Week 1 pharmacokinetics Flashcards
What the body does to the drug
Pharmacokinetics
What are pharmacokinetics
What the body does to the drug
body’s impact on the drug (absorption, distribution, metabolism)
What are pharmacodynamics
What the drug does to the body (actions of the drug on the body, like MOA and physiological changes)
4 processes of Pharmacokinetics
ADME (Absorption, distribution, metabolism, elimination)
These are also called biodisposition
What are Cmax and Tmax
Cmax is max amount of concentration in the body, Tmax is time to reach maximum concentration (peak effect, but depending on when the drug works. May take time (i,e, antidepressants).
Which drug ROA reaches Cmax the fastest
IV (one time IV push)
Which drug ROA reaches Cmax the slowest
Oral (PO)
Oral meds have delayed peak because need to be absorbed in GI tract
What is bioavailability
the total amount of the drug that gets absorbed into the bloodstream compared to if it was given IV (which is 100% bioavailability)
If a drug is very susceptible to first-pass metabolism, what happens to oral bioavailability
Decreases significantly/greatly reduced– it is metabolized and not as high of bioavailability, so should give a different way (rectally, sublingually, since those don’t feed into portal vein)
What is the role and significance of P-gp
Protective protein, expells drug molecules into extracellular space
Multi-drug resistant protein ( MDR-1) to prevent drugs from being metabolized (trying to protect body from invader)
Where is P-gp found
mucosa of GI tract (prevent absorption)
Liver, pancrease, kidney, cancer cells
Do P-gp inhibitors increase or decrease bioavailability
Increase bioavailability (decrease expulsion)
Do P-gp inducers increase or decrease bioavailability
Decrease (expels drug more)
If something is a P-gp inducer, what occurs to P-gp substrate absorption
Decreases p-gp substrate absorption
If something is a P-gp inhibitor, what occurs to P-gp substrate absorption
Increase P-gp substrate absorption
What is transdermal administration
A patch (i.e. nicotine patches)
Have a slow onset of action
Systemic route of administration
What are systemic routes of administration
Oral
Sublingual
IM (IM/SQ)
Rectal( PR)
Transdermal
What are targeted routes of administration
Inhalation
Topical
Opthalmic (i.e. eye drops)
Intranasal
Intrathecal (next to spine, like epidural)
What is biotransformation more commonly known as
metabolism
What ar eprodrugs
inactive parent form of drug that is activated during metabolism
What are active metabolites
When liver metabolizes drugs, creates metabolites, and these metabolites are active (still exert clinical effects). So, both drug and their metabolites have impact ( active metabolites can live longer than parent drug)
What is the overall, main goal of biotransformation
make the drug hydrophilic–> want to be more lipophilic, make it more likely to cross membranes and less likely to be excreted so that can keep making affects
Phase 1 vs phase 2 reactions
1- oxidation, hydrolysis, or reduction
2- conjugation (add polarity like acetate, sulfate, glucuronate)
Which pharmacokinetic enzyme is in half of drug interactions in biotransformation
Phase 1 enzyme CYP 3A4 or 3A5 (Cytochrome P enzyme)
Grapefruit juice inhibits this
What phase are CYP enzymes responsible for
responsible for most drug metabolism oxidation (Phase 1 reactions)
Where are CYP enzymes
Hepatocytes (in liver)
Which enzymes does smoking induce
CYP 1A2 and 2B6 (metabolizes drugs like antidepressants and antipsychotics)
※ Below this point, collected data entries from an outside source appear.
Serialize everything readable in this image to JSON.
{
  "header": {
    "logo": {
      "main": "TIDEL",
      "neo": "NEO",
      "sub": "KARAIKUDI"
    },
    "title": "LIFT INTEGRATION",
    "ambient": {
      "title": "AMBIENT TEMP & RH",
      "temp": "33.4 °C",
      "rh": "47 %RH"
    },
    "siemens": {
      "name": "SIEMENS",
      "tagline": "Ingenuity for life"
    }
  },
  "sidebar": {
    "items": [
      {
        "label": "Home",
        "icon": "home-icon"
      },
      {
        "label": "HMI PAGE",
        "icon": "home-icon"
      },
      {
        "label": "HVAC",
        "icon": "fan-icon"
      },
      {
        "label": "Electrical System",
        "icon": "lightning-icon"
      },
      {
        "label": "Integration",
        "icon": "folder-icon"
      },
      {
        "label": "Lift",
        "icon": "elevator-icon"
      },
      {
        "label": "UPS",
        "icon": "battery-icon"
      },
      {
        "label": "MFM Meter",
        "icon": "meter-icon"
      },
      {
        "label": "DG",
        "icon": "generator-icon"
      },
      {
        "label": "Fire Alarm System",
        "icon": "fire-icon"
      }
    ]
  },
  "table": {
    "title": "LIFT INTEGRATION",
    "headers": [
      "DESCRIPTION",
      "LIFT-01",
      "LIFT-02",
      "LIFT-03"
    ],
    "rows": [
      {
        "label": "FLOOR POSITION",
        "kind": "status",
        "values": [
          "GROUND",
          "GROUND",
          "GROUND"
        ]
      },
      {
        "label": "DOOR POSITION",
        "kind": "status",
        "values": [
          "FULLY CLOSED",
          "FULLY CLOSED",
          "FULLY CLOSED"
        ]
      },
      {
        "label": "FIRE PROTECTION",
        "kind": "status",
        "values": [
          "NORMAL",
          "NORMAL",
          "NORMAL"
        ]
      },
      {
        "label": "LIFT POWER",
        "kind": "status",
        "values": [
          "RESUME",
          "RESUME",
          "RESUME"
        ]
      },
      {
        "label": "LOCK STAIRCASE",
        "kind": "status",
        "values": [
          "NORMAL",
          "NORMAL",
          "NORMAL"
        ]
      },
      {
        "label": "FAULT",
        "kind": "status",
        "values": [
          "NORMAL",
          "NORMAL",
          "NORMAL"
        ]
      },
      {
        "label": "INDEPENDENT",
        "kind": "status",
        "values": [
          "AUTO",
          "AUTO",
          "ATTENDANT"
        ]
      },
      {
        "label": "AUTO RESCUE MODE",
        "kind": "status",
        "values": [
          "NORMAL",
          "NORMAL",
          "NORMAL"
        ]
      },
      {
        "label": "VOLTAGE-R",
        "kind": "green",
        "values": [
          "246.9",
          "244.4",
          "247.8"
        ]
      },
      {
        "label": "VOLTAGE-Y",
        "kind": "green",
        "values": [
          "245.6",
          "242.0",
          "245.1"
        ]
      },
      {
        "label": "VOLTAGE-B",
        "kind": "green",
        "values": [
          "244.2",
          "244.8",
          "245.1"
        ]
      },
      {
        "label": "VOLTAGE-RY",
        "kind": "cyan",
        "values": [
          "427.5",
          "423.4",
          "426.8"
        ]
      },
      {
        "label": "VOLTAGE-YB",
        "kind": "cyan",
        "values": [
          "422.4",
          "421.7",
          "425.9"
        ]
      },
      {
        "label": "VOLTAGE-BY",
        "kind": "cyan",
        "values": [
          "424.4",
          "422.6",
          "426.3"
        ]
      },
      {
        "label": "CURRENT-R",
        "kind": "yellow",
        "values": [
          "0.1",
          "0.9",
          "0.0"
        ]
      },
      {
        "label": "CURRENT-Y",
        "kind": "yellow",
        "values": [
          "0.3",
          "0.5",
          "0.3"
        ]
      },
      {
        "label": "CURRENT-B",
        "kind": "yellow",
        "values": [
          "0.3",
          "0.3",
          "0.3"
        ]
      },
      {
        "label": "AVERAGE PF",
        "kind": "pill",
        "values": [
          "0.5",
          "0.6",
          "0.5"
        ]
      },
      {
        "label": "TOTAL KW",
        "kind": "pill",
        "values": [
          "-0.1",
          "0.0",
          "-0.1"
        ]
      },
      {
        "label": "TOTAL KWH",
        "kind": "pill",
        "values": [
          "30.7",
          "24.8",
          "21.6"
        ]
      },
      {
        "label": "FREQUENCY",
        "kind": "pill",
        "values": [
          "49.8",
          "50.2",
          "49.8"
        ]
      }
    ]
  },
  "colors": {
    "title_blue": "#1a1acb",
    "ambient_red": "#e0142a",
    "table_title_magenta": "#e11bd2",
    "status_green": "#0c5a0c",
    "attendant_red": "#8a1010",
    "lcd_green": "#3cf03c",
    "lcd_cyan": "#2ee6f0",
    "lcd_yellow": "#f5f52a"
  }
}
So, if stop smoking, need less of the drug for the same effect
What is half life inversely porportional to
INVERSELY porportional to clearance
Fast clearance, short half life
If a drug has a fast clearance, what is its half life
Short (INVERSELY porportional to clearance
Fast clearance, short half life
If a drug has a slow clearance, what is its half life
Long (INVERSELY porportional to clearance
Slow clearance, Long half life
What is half life directly porportional to
Vd
Large Vd is long half life
How many half lives is steady state reached after
4 (depends on Vd and CL)
What is your peak level
the highest concentration of drug achieved upon giving repeat doses
What is your trough level
Lowest drug concentration achieved upon giving repeat doses
Should be min effective concentration ( still maintianing effect)
What is the random level
Not trough or peak, just a sample of medication level when not at peak or trough
What is the theraputic index
The level that is effective to give drug impact, between toxic concentration and minimum effective concentration.
What is a loading dose
Single dose needed to achieve desired plasma concentration ( steady state)
What is a maintenance dose
Doses given at regular intervals to maintain a target plasma concentration (repleat what is being actively cleared by body)
What is purpose of loading dose
get to steady state faster rather than using maitnence doses.